Mercredi, le premier film de la trilogie Millenium sort en France.
Il est sans surprise, conforme au livre dont le titre exact est "Les hommes qui haïssent les femmes", malgré quelques coupures et rapides allusions à des événements qui ne se produiront que dans le deuxième tome. Son intérêt est de rendre l'atmosphère du cadre de l'action, à savoir la Suède.
C'est surtout à l'oreille que l'on reconnaît une ambiance suédoise : sobriété de l'environnement sonore dans ce pays où l'on agit beaucoup et discute peu, ce qui n'exclut pas qu'on y parle abondamment.
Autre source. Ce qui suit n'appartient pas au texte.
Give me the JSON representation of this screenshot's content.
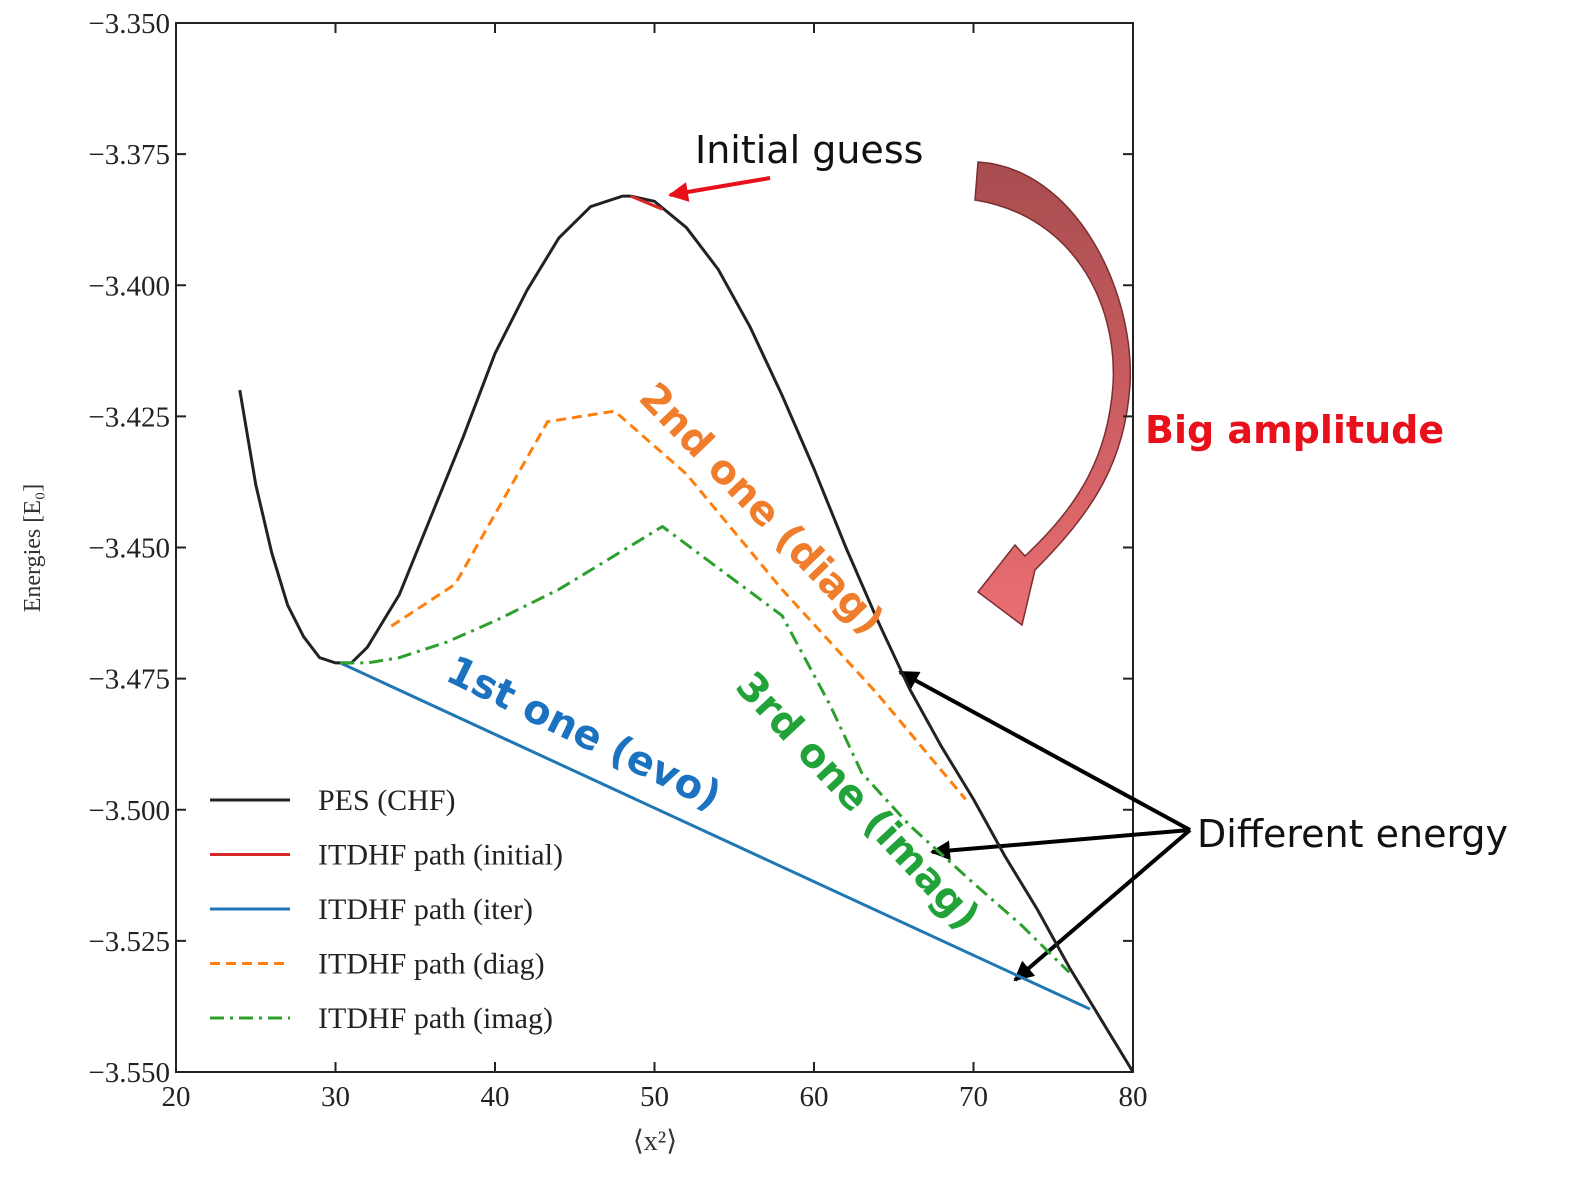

L'hermétisme d'une langue peu connue en dehors des frontières parachève le mystère.
Jean-Jacques Larrochelle * voit dans Millenium ce qu'il appelle la face cachée du modèle scandinave (efficacité économique et bien-être social) , les maux d'une société d'apparence prospère aux prises avec la voracité financière et les démons de son passé. Le crime, donc, l'argent, et les remugles du nazisme ainsi que les régurgitations de barbares de l'ex-Union soviétique.
Des mots forts mais aussi stéréotypés que trompeurs. Rien de ce qui est humain n'échappe à sa face cachée. Comme bien d'autres pays, la Suède a une longue histoire remplie de faits et gestes dont la signification est d'autant plus riche qu'elle est inconsciente. Mais il y a une chose très spécifique qui distingue la Suède et qui, assurément, contribue à créer le mystère : c'est le rapport particulier qu'entretient tout un peuple à son passé.
Hormis la tutelle danoise qui prend fin au début du 16ème siècle, le pays n'a jamais été envahi. Un système de gouvernance démocratique plus que millénaire au niveau de la communauté villageoise, pas de conflit armé depuis 200 ans ni d'épisodes révolutionnaires traumatisant la mémoire collective pas plus que de guerres civiles ou de religion.
Il est vrai qu'il a pu y avoir parfois des sympathies pour l'Allemagne à tous les niveaux de la société durant la dernière guerre ; mais les compromissions réelles ont été d'ordre commercial. Il y a eu de vrais conflits d'idées à ce sujet mais ils n'ont pas laissé de traces dans les mémoires. Donc pas de démons du passé au sens où on l'entend habituellement.
Peut-être aussi, c'est là une autre particularité du pays, que les ancêtres des suédois, les Vikings, ont pleinement vécu à une certaine époque, leur face démoniaque. Ils ont fait régner la terreur sur une partie de l'Europe pendant près de deux siècles, restant en marge d'une chrétienté qui n'a pris pied dans le pays qu'à partir de la seconde moitié du 11ème siècle. Le pays est passé au protestantisme sans résistance au début du 16ème siècle.
J'ai abordé la préférence du fait par rapport à l'idée chez les suédois. Millenium en est un témoignage. Le projet de Stieg Larssson est certes une dénonciation (le crime, l'argent, la condition féminine ...) mais son ampleur et sa radicalité sont le signe d'un réel courage devant les faits.
A ce titre, la trilogie Millenium est avant tout une fiction policière, mais elle est instructive. On y trouve quelques-unes des clés du capital signifiant de la Suède, en partie dans la trame des événements et beaucoup dans le comportement des protagonistes.